A fair six-sided die is rolled three times. What is the probability that the face with number 6 does not appear on all three rolls (that is, it is not the case that all three rolls show 6)?

Introduction / Context:
This problem involves repeated rolling of a fair six-sided die and asks for the probability that the outcome is not six on all three rolls simultaneously. In other words, we want the probability that it is not true that each of the three rolls shows a 6. This is a classic use of the complement rule in probability.

Given Data / Assumptions:

• A fair six-sided die is rolled three times.
• Each roll is independent.
• Each face (1 through 6) has probability 1/6 on any single roll.
• We are interested in the event that not all three rolls show 6.

Concept / Approach:
It is easier to compute the probability of the complementary event where all three rolls show 6, and then subtract this from 1. The event "all three rolls are 6" is straightforward to evaluate because the rolls are independent. Once that is known, the required probability is 1 minus this value.

Step-by-Step Solution:
Probability that one roll shows 6 is 1/6. Because the rolls are independent, probability that all three rolls show 6 is (1/6) * (1/6) * (1/6) = 1 / 6^3 = 1 / 216. Let A be the event that all three rolls are 6. We need the probability of not A, that is, the event that not all three rolls are 6. P(not A) = 1 - P(A). So P(not all three are 6) = 1 - 1/216 = (216/216) - (1/216) = 215/216.

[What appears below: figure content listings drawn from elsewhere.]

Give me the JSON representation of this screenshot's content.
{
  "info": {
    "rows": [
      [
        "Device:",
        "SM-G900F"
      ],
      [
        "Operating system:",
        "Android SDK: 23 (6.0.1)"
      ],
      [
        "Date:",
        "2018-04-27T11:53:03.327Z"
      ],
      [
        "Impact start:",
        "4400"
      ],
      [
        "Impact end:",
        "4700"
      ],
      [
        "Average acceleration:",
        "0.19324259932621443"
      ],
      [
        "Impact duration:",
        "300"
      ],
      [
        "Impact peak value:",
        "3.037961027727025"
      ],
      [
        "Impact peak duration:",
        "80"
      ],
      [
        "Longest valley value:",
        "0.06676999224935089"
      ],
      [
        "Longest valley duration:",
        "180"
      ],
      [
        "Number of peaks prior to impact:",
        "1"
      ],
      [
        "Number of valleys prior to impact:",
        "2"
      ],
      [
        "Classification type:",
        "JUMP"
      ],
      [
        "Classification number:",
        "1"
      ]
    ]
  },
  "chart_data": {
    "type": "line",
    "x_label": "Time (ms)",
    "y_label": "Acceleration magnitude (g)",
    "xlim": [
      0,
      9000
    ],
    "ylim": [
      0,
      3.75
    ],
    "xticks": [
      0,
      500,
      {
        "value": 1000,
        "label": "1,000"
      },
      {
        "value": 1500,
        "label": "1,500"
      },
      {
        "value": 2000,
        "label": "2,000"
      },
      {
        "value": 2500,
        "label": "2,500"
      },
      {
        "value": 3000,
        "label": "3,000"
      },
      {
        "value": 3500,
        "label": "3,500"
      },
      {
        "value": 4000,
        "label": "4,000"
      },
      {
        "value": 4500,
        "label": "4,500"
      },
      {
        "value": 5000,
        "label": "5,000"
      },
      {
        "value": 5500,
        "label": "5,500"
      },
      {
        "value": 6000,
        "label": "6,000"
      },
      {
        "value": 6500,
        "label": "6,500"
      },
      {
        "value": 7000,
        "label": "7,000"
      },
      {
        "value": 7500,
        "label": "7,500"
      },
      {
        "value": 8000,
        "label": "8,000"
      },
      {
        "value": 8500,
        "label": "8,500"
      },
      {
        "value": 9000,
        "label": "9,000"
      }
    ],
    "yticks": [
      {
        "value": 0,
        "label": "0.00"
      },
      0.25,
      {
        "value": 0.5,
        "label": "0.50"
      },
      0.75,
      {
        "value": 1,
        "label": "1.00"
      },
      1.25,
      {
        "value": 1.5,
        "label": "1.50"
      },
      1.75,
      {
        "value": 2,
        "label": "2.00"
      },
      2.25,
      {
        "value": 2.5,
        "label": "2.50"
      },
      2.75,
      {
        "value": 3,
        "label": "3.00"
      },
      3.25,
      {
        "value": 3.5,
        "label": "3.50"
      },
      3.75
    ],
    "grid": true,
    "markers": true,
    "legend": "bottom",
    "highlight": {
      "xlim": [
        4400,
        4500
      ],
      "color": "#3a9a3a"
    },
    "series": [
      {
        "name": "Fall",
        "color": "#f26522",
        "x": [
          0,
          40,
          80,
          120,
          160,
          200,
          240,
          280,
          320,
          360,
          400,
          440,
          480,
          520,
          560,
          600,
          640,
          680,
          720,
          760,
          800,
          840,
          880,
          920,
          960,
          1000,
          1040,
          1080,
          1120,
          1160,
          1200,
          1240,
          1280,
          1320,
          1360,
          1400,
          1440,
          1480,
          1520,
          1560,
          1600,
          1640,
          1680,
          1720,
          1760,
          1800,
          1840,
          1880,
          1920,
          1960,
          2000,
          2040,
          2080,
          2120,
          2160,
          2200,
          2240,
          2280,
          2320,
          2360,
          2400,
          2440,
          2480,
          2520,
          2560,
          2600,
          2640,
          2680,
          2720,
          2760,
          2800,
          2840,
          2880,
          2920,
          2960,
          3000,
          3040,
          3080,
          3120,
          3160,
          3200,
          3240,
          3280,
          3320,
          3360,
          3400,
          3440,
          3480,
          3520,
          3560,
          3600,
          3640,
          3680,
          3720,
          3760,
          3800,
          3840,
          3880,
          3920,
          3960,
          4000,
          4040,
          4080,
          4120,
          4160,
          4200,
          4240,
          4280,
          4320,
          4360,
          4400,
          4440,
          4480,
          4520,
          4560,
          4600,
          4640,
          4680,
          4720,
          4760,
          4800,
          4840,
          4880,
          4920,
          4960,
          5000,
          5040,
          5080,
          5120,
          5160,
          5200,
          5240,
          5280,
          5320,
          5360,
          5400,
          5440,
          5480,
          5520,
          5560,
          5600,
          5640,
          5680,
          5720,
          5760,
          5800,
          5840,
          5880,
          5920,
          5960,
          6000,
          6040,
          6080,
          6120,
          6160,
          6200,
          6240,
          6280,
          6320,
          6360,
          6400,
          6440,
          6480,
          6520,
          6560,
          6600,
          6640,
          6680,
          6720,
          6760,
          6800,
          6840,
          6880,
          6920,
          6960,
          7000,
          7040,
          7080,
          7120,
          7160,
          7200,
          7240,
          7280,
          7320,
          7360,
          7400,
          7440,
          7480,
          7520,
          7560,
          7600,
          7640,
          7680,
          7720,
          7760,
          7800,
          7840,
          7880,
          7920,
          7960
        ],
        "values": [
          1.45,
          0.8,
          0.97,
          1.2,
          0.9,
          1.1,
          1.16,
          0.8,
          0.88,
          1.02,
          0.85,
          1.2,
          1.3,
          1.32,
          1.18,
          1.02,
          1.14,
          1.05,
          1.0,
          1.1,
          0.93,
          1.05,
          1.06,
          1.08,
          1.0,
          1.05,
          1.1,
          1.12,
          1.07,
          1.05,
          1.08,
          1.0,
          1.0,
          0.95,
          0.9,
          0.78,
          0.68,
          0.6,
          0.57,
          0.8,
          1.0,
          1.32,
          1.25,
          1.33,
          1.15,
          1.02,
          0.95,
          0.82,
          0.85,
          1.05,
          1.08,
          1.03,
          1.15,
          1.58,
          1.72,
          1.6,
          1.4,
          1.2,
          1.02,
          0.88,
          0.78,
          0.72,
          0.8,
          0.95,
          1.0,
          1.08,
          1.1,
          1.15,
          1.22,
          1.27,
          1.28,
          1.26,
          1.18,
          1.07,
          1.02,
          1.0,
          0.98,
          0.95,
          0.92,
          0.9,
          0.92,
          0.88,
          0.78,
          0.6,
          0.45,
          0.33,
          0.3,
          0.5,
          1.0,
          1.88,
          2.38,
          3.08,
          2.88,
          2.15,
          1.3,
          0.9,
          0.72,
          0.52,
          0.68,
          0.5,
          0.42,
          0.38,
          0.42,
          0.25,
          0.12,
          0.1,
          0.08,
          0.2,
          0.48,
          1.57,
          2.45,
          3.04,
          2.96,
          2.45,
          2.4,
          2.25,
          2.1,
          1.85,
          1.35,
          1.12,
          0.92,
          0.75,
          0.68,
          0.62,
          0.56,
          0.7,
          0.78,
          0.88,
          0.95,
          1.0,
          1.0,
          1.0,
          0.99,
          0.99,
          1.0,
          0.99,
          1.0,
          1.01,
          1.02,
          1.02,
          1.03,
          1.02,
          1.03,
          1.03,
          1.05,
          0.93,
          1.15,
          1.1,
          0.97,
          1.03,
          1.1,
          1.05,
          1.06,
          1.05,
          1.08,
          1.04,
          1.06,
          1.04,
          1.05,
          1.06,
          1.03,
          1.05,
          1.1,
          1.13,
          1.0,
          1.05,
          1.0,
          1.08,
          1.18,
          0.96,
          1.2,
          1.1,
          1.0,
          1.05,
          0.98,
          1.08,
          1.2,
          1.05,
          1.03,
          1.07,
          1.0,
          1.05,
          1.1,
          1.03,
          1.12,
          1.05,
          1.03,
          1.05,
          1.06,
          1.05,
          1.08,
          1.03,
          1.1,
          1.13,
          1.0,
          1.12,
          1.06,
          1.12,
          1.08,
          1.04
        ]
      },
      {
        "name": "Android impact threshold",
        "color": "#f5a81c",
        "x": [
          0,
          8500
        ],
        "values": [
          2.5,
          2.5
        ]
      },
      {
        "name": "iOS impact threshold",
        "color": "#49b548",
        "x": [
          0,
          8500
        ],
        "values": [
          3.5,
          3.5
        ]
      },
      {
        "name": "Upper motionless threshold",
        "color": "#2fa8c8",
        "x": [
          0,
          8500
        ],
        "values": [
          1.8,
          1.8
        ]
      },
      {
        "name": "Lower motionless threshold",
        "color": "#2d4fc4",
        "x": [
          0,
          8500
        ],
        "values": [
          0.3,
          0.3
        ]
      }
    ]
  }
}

Verification / Alternative check:
We can check that this is very close to 1, which is reasonable, because the event that all three rolls are 6 is extremely rare. The chance 1/216 is small, so its complement 215/216 is large. Also, the result is consistent with the idea that only one outcome out of the 216 total ordered triplets corresponds to (6,6,6), while all other 215 outcomes belong to the desired event.

Why Other Options Are Wrong:
1/216: This is the probability that all three rolls are 6, which is the complementary event, not the required one.
215/256: This denominator 256 is not appropriate for three rolls of a six-sided die, because the correct total number of ordered outcomes is 6^3 = 216.
1/52: This number is unrelated to this experiment and likely comes from thinking about cards, not dice.
None of these: This is incorrect because 215/216 is listed among the options and is correct.

Common Pitfalls:
A usual misunderstanding is to interpret the question as "no 6 appears at all", which would give probability (5/6)^3 instead of the complement of all three being 6. Reading the wording carefully is essential. Another mistake is miscalculating 6^3 or forgetting to use the complement rule when it offers a simpler solution.

Final Answer:
Thus, the probability that it is not the case that all three rolls show 6 is 215/216.